One of the things I discovered during that three months season of loneliness is that when you are determined, you can do a whole lot more than you think you can. The key is to act one day at a time. I rarely saw anyone during those three months: a couple times a week my trapper friends might stop in for lunch or coffee, and every now and then a stranger showed up or my family made the trek from the city to see me. My job was simply to stay on the ranch and make sure the water pump didn’t freeze when it was 40 below zero and make sure that no one vandalized the property. Ultimately, I was tasked with enduring through the loneliest of jobs in the world with my dog as my only companion and protector. What started as a two-week commitment ultimately engaged me for 90 long, unbearably lonely days.
The Discipline of Determination
Determination is a curious thing. It is a prized virtue but difficult to acquire. And, in the microwave society that we live in it has become more elusive than ever before. The hardest job I ever had in my life became the proving ground for the prized virtue of determination. And my mind was the battleground because after a short time I wanted to quit every day. Although at the time it felt like survival, ironically, I have to come reflect on this season of my life as a time of extraordinary transformation.
Here are some of the words from my journal that fueled me in the dark days during that long cold winter. I failed to record the author’s name so I can not give them the proper credit. But, these words gave me courage to finish a daunting commitment and I pray that these words encourage you no matter what you face today.
“In the preparatory time of life the real job is not what you are working on, but what it is doing to you. You start it with a great gush of interest….then suddenly it goes stale – and you quit. Or you find that your plan is wrong – and you quit. All you have as profit from your effort is the knowledge of how to quit. “Well,” you say, “that thing wasn’t worth it.” Quite probably, but you are, and that’s the whole point.
Mr. Ford told me that when he was making his first car he was enthusiastically looking forward to great results. Then the thrill and interest evaporated because he’d gone far enough to see how he could build a second and better car, and the glowing new vision got in the way of his work. Some untaught inner wisdom must have warned him, for he forced himself on. He soon discovered he was learning more and more about his second car by going on to complete the first. He realized (by the strength of the temptation to quit) that it was precisely that -a temptation to quit, not merely an urge to do better – and had he yielded, he might have failed to finish the second car.
Another reason to quit is not because we think we see something better, but because we see nothing at all; -so why continue? Well, was this thing laid on you to do? Were your motives sound? Had you a clear right and a clear reason to start it? Very well – what has happened? Oh, a cloud has settled down and you cannot see? Well many a man has never seen the light he needed, or the work he needed, until he entered that cloud and walked through it. Following faithfully on never leads anyone into permanent darkness. But, for the quitter, all he’ll likely get is a stronger habit of quitting and a lower place to begin again. The man who will not give up, even if he fail of his objective, is led through to another objective; the man who hangs on as if he were paid to hang on can always start again at par or better – he has strengthened himself.

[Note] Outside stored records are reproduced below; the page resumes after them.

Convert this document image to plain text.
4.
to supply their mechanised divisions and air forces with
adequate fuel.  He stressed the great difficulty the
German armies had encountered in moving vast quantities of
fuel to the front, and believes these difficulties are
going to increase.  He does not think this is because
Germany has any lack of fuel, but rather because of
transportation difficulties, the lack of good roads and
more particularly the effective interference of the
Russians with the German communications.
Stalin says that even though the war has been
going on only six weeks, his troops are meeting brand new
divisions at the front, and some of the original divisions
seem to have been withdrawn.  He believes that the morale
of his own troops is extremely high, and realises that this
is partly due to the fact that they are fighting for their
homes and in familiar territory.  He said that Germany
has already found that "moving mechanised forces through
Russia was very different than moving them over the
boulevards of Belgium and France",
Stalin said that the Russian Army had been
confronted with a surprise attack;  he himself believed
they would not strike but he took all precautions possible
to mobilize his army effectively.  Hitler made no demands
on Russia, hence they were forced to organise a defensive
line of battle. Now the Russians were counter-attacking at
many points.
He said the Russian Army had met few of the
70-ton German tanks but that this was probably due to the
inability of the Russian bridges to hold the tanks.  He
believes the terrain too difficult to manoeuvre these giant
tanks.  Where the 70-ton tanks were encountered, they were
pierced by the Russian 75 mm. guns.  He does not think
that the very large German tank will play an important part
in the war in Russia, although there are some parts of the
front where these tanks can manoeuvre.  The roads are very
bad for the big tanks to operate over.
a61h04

Most of us are where we are for a very good reason. This is our past which has no one to hold it but us. If we abandon it, we discover that it is something in ourselves we abandon. Just keeping on, through the most hopeless aspect of keeping on, may be the most important act of one’s career. The last dejected effort often becomes the winning stroke! Most people have quit too soon. Another week; a few more good licks; standing by just a little longer – and the whole situation would have opened into a larger phase.
The theatre of this drama is ourselves; the mind may forge a circumstance into a shackle, or it may lift us into the sphere where events are plastic. The power of courage and endurance to rearrange our whole relation to events is proved daily as one of our commonest experiences
In its loveliest form, this compulsion, this power, is simply the act of hanging on, plodding on, doggedly forcing oneself on for yet one hour or one more day. Quitting makes a dead end of any road -often just as it was ready to open. Transfer if you must; catch another wave-length; change your level to a higher one, but don’t quit -it is always to soon to quit.”
There are countless opportunities in our lives to become a finisher or to become a quitter. Choose to build the discipline of determination. Choose to be a finisher.